K-sets and k-swaps are two clustering algorithms for sets data. K-sets is designed based on the principles of classical k-means so that it repeats the assignment and update steps until convergence. K-swaps adopt the idea into random swap algorithm, which is a wrapper around the k-means that avoids local minima. The mean of cluster is defined as histogram of the elements of the data in the cluster. Both algorithms performs better when the number of elements in each histogram is limited, for example to 20.
Prepare sets data in a pure text file where each row is a set. The elements of each set are treated as string data. For example, the data in the text file as:
A DC B G HJ
DC G F HJ
A B HJ K S
means that there are three sets where the five elements of the first set are ‘A’, ‘DC’, ‘B’, ‘G’, and ‘HJ’. We have provided the function read_file to read this text file and prepare suitable data for k-sets and k-swaps function.
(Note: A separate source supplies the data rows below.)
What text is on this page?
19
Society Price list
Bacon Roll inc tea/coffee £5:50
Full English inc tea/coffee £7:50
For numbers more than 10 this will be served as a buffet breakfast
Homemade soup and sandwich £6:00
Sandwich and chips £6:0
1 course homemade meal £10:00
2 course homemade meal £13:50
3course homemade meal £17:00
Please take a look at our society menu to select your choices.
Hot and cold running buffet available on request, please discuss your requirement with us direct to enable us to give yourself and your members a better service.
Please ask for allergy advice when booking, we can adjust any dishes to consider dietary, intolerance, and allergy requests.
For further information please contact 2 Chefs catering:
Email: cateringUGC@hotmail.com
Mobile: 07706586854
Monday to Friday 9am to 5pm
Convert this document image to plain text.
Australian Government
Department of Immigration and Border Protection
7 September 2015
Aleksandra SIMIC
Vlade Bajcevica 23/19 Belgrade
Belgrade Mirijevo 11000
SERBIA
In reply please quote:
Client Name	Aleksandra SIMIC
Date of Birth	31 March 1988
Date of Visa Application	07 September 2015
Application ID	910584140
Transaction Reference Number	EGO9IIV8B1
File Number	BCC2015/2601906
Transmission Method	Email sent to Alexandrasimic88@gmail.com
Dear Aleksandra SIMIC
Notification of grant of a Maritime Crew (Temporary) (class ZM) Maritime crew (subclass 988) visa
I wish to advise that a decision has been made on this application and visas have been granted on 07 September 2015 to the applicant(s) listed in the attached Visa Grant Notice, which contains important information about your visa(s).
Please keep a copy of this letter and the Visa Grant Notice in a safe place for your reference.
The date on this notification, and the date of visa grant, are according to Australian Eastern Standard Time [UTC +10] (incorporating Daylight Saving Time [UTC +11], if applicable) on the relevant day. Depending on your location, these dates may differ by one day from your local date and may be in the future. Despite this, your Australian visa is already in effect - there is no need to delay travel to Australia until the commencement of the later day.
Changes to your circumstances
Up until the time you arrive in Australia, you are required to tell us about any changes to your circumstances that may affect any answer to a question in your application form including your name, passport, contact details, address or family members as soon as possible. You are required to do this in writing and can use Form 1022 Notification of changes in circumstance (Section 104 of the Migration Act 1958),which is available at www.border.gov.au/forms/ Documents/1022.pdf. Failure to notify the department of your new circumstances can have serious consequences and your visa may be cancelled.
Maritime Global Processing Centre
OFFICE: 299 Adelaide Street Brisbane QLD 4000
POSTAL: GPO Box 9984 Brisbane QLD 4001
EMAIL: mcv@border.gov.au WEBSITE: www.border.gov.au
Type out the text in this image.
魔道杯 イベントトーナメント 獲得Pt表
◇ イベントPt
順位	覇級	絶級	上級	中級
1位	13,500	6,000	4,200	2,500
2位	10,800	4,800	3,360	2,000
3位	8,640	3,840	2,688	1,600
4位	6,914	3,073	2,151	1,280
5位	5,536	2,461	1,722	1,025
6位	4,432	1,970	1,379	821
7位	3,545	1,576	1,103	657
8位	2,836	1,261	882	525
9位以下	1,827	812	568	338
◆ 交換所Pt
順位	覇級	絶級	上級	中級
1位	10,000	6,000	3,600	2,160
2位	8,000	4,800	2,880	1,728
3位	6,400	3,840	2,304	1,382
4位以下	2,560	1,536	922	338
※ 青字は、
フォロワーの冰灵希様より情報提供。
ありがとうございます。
data Input sets data, array of n sets
K Number of clusters
MAX_HIST_LENGTH Maximum length of each mean histogram
RS_ITER Number of iterations for k-swaps
labels data labels after clustering; values from 0 to K-1
khist cluster representative; mean histogram of clusters
sdh sum of distances to representative histograms
Run main_ksets_kswaps.py
Important lines to pay attention to (and to tweak parameters):
from data_utilities import data_utility
from clustering_algorithms import ksets, kswaps
DATA_PATH = './dataset1.txt'
K = 16
MAX_HIST_LENGTH = 20
RS_ITER = 300
data = data_utility.read_file(DATA_PATH)
labels1, khist1, sdh1 = ksets.cluster(data, K, MAX_HIST_LENGTH)
labels2, khist2, sdh2 = kswaps.cluster(data, K, MAX_HIST_LENGTH, RS_ITER)
[1] M. Rezaei, P. Fränti. “K-sets and k-swaps algorithms for clustering sets”, submitted to Pattern Recognition Journal.